Ein Zwischenziel meiner Expeditionsreise war Lambaréné, ein Ort in Gabun, in dem Albert Schweizer 1913 sein Dschungelhospital gründete. Auf dem Weg dorthin wollte ich einen Schamanen treffen, der mir ein paar Dinge über die Heilkunst der Menschen in diesem Teil Afrikas erzählen sollte. Auf dem Weg nach Lambarene fuhr ich durch ein Gebiet, in dem noch vor rund 60 Jahren Kannibalen gelebt haben sollen. Mein Fahrer warnte mich, in dieser Gegend niemals anzuhalten, man wisse nie, welche Kreaturen sich hier noch herumtreiben würden. Zunächst wies ich diese Behauptung ins Reich der Legenden. Durch Zufall las ich dann aber in den Memoiren von Albert Schweitzer dass dieser ebenfalls von kannibalistischen Umtrieben in der Gegend von Benguié berichtete, so dass mir im Nachhinein ein kalter Schauer über den Rücken lief. Ob die vielen Straßensperren mit diesen unheimlichen Geschichten zusammenhingen oder eher eine Gelegenheit für die Verkehrspolizei darstellte, sich mit Strafgebühren auf Kosten der Autofahrer zu bereichern, lasse ich mal dahin gestellt.
Fakt ist zumindest, dass in der Gegend um Owendo die Sekte „Neues Leben“ ihr Unwesen treibt, die mit Hilfe der Iboga Droge (von der später noch die Rede sein wird) Menschen die Türen des Himmels zum Reich der Toten öffnen und heilen will, wo die Seele verletzt ist. Laut lokaler Polizei sollen in den letzten Jahren mindestens sieben Menschen im Namen der Sekte geopfert und deren Innereien von den Sektenmitgliedern verspeist worden sein. Aber hier soll nicht von unheimlichen Räubergeschichten die Rede sein, sondern von der Art wie die Naturheilkunde praktiziert wird.

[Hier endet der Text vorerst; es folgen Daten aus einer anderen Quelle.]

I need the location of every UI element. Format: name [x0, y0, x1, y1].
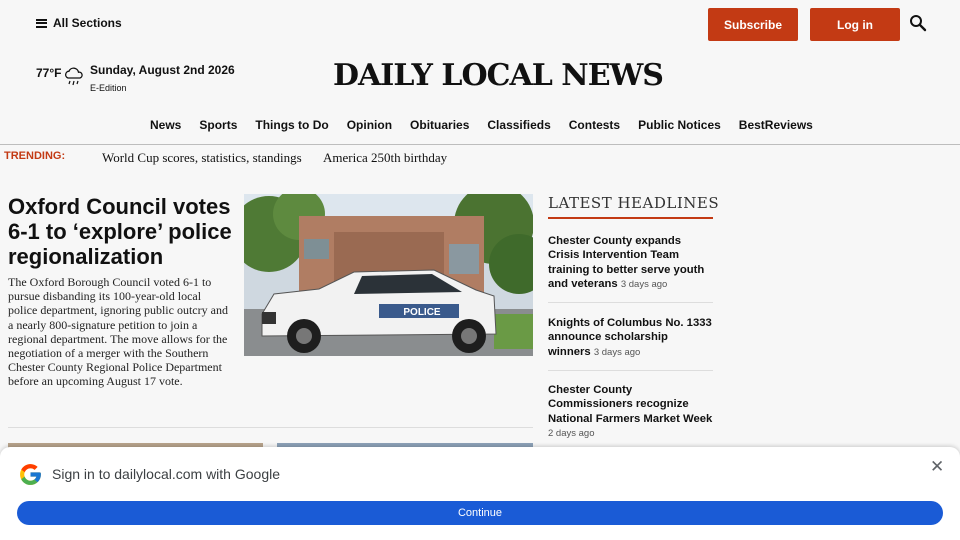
nav-item-news[interactable]: News	[150, 118, 181, 132]
header-divider	[0, 144, 960, 145]
google-signin-prompt: Sign in to dailylocal.com with Google ✕ …	[0, 447, 960, 540]
e-edition-link[interactable]: E-Edition	[90, 83, 127, 93]
search-icon[interactable]	[909, 14, 927, 32]
latest-headlines-title: LATEST HEADLINES	[548, 194, 720, 212]
latest-item-time: 3 days ago	[593, 346, 641, 358]
main-summary: The Oxford Borough Council voted 6-1 to …	[8, 275, 228, 389]
latest-item-time: 2 days ago	[548, 427, 595, 439]
police-car-photo[interactable]: POLICE	[244, 194, 533, 356]
site-logo[interactable]: DAILY LOCAL NEWS	[333, 58, 664, 93]
trending-label: TRENDING:	[4, 150, 66, 162]
all-sections-menu[interactable]: All Sections	[36, 16, 122, 30]
subscribe-button[interactable]: Subscribe	[708, 8, 798, 41]
latest-item[interactable]: Chester County expands Crisis Interventi…	[548, 234, 713, 292]
nav-item-sports[interactable]: Sports	[199, 118, 237, 132]
latest-item-title: Chester County Commissioners recognize N…	[548, 384, 713, 425]
police-car-text: POLICE	[403, 307, 441, 318]
latest-headlines-underline	[548, 217, 713, 219]
current-date: Sunday, August 2nd 2026	[90, 63, 235, 77]
latest-item-divider	[548, 302, 713, 303]
story-divider	[8, 427, 533, 428]
login-button[interactable]: Log in	[810, 8, 900, 41]
all-sections-label: All Sections	[53, 16, 122, 30]
rain-cloud-icon	[65, 67, 84, 86]
latest-item-time: 3 days ago	[620, 278, 668, 290]
main-headline[interactable]: Oxford Council votes 6-1 to ‘explore’ po…	[8, 194, 238, 269]
nav-item-obituaries[interactable]: Obituaries	[410, 118, 469, 132]
close-icon[interactable]: ✕	[930, 457, 944, 477]
hamburger-icon	[36, 18, 47, 28]
nav-item-public-notices[interactable]: Public Notices	[638, 118, 721, 132]
nav-item-opinion[interactable]: Opinion	[347, 118, 392, 132]
latest-item[interactable]: Chester County Commissioners recognize N…	[548, 383, 713, 441]
page: All Sections Subscribe Log in 77°F Sunda…	[0, 0, 960, 540]
nav-item-classifieds[interactable]: Classifieds	[487, 118, 550, 132]
weather-widget[interactable]: 77°F	[36, 64, 85, 88]
nav-item-bestreviews[interactable]: BestReviews	[739, 118, 813, 132]
google-logo-icon	[20, 464, 41, 485]
temperature: 77°F	[36, 66, 62, 80]
nav-item-contests[interactable]: Contests	[569, 118, 620, 132]
latest-item[interactable]: Knights of Columbus No. 1333 announce sc…	[548, 316, 713, 360]
trending-link-america-250[interactable]: America 250th birthday	[323, 150, 447, 166]
google-signin-text: Sign in to dailylocal.com with Google	[52, 466, 281, 482]
continue-button[interactable]: Continue	[17, 501, 943, 525]
latest-item-divider	[548, 370, 713, 371]
nav-item-things-to-do[interactable]: Things to Do	[255, 118, 328, 132]
trending-link-world-cup[interactable]: World Cup scores, statistics, standings	[102, 150, 302, 166]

Wir hielten schließlich in einem kleinen Dorf, wo mich Paul bereits erwartete. Paul ist Schamane und wollte mich in einige Geheimnisse der zentralafrikanischen Heilkunst einweisen. Als Paul mir sagte, er werde mir eine Naturapotheke zeigen, dachte ich zunächst an eine kleine Hütte, in der ein altes Mütterchen diverse Kräuter und Pulver zum Verkauf anbietet. Weit gefehlt! Die Naturapotheke entpuppte sich als kleine Lichtung im Wald in der Nähe des Dorfes, der so genannten Mbandja, auf der ein paar Baumstämme als Sitzgelegenheiten herumlagen. Hier treffen sich die Dorfbewohner regelmäßig, um Krankheiten zu erörtern und gemeinsam nach Heilmethoden zu suchen. Die erforderlichen Heilkräuter stellt der Wald in ausreichendem Maße zur Verfügung – Die Natur selbst ist die „Apotheke“ oder auch Bwenze.
Es gibt auch keinen Arzt bzw. Heiler in unserem Sinne, die Heilung wird vielmehr von den Dorfältesten gemeinsam übernommen. Ein Schamane ist hier demnach kein „Beruf“, es ist eine Funktion, die jedes Mitglied der Dorfgemeinschaft mit dem entsprechenden Wissen und der notwendigen Erfahrung zum Wohle der Mitglieder ausüben kann. Das Wissen stammt nicht aus Lehrbüchern sondern aus jahrhundertealter Erfahrung, die mündlich an die nächste Generation überliefert wird.